Ich sah, wie Großvater Evan näher an sich zog; sein Stock krachte mit einem scharfen Knall auf den Boden, der über mehrere Sitzreihen hinweg widerhallte. „Dieses Kind will bei mir bleiben – wir sind füreinander bestimmt! Ich fordere jeden heraus, der ihn zur Polizei schicken will!“
Er hob den Kopf, und in seinen Augen lag eine seltene, unbestreitbare Schwere. „Ich fahre nicht in die Schweiz. Das ist nicht so wichtig – nichts ist wichtiger als mein Urenkel.“
„Großvater, du fährst zur Behandlung in die Schweiz—“
„Schau nur, wie klug dieses Kind ist.“ Harrison hörte überhaupt nicht zu, senkte den Kopf, um Evan in die Wange zu pieksen, und seine Augen konnten die Zuneigung nicht verbergen. „Ganz wie du als Junge. Evan, Urgroßvater kauft dir Süßigkeiten. Wir gehen erst mal nach Hause und suchen dann in Ruhe nach deiner Mama, ja?“
Unauffällig zog ich mein Handy hervor, die Finger flogen über den Bildschirm, bereit, Lucas direkt zu kontaktieren, damit er den Flughafen absuchen ließ.
In diesem Moment erwischte ich Evan dabei, wie er mir einen verstohlenen Blick zuwarf.
Der Blick war kurz, wie ein Lichtstrahl, der über etwas hinwegstreift und sich sofort zurückzieht, und dann schmiegte er sich gehorsam in Großvaters Arme und nickte. „Okay … Urgroßvater.“
Dieses „Urgroßvater“ klang süß und klar und brachte Großvater zum Strahlen; selbst die Falten an seinen Augen schienen sich zu glätten.

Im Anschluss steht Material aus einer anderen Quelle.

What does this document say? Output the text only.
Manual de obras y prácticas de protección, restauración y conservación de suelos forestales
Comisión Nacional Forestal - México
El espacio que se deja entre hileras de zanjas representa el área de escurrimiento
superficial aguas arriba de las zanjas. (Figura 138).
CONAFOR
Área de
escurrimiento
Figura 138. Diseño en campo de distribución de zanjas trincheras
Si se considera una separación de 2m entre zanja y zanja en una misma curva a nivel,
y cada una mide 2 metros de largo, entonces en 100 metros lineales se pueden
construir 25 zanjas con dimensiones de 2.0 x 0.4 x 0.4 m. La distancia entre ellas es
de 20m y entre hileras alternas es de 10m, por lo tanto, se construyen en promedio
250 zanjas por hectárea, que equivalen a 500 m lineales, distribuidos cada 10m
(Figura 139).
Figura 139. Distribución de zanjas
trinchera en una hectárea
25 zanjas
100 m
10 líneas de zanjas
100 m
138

„Nein.“ Ich steckte das Handy weg, mein Ton gewohnt kühl. „Ich rufe jetzt den Sicherheitsdienst am Flughafen an, damit sie eine Durchsage machen. Wenn wir innerhalb einer halben Stunde keinen Erziehungsberechtigten finden, müssen wir nach Vorschrift handeln und die Polizei verständigen.“
Großvater sprang abrupt auf, zog Evans kleine Hand in Richtung Ausgang, seine Schritte weit flinker als sonst. „Das wagst du nicht! Ethan Blackwood, ich sage dir—ich nehme dieses Kind mit. Wenn du es wagst, dich einzumischen, spende ich sämtliche Anteile an Blackwood Enterprises für wohltätige Zwecke, nicht einen einzigen lasse ich dir!“
Ich blieb stehen und sah zu, wie der alte Mann und das Kind davongingen.
Sonnenlicht fiel schräg durch die riesigen bodentiefen Fenster des Terminals und zog ihre beiden Schatten in die Länge. Großvaters weißes Haar und Evans störrischer Wirbel bildeten im Gegenlicht eine absurd wirkende Silhouette.
Da blieb Evan plötzlich stehen.
Er drehte sich nicht um, legte nur den Kopf ein wenig schief, als würde er über etwas nachdenken. Dann wandte er sich um, blickte zu mir auf, und seine hellen Augen wirkten in dem strahlenden Gegenlicht besonders klar—
„Urgroßvater, darf ich auch mit diesem Onkel gehen?“, sagte er. „Ich mag den Onkel.“
Das Hintergrundrauschen im Terminal schien auf einmal um drei Dezibel leiser.
Großvaters Augen leuchteten auf; er blieb sofort stehen, drehte sich um und wies mit einer triumphierenden Miene, die mir die Schläfe pochen ließ, mit dem Kinn auf mich. „Hast du das gehört? Das Kind hat es selbst gesagt! Du kommst auch mit. Und vergiss nicht, beim Suchen nach seiner Mutter zu helfen – du persönlich, kein Abgeben an die Polizei.“
Ich sah den alten Mann und das Kind an.
In Großvaters Augen stand unbändige Freude; Evan senkte die Lider, und die Mundwinkel zuckten leicht nach oben.
Dieser Bogen hielt nur den Bruchteil einer Sekunde, aber er landete genau in meinem Blickfeld.
Ich steckte das Handy ein, meine Stimme ruhig. „Wie du willst.“ Ich machte eine Pause. „Aber ich erinnere dich, Großvater – am Ende wirst du noch betrogen und hilfst ihnen dabei, das Geld zu zählen.“
Großvater schnaubte, führte Evan mit breitbeinigem Gang Richtung Parkplatz und brummte vor sich hin: „Welche Schweizer Behandlung? Nichts ist wichtiger als mein lieber Urenkel …“
Ich folgte zwei Schritte hinter ihnen, mein Blick ruhte auf dem störrischen Wirbel des Jungen, der im Nachmittagslicht wippte.
Die Kälte in meinem Nacken wurde stärker.
Wer genau stellte mir diese Falle?
Und wo hatten sie ein Kind her, das mir so ähnlich sah?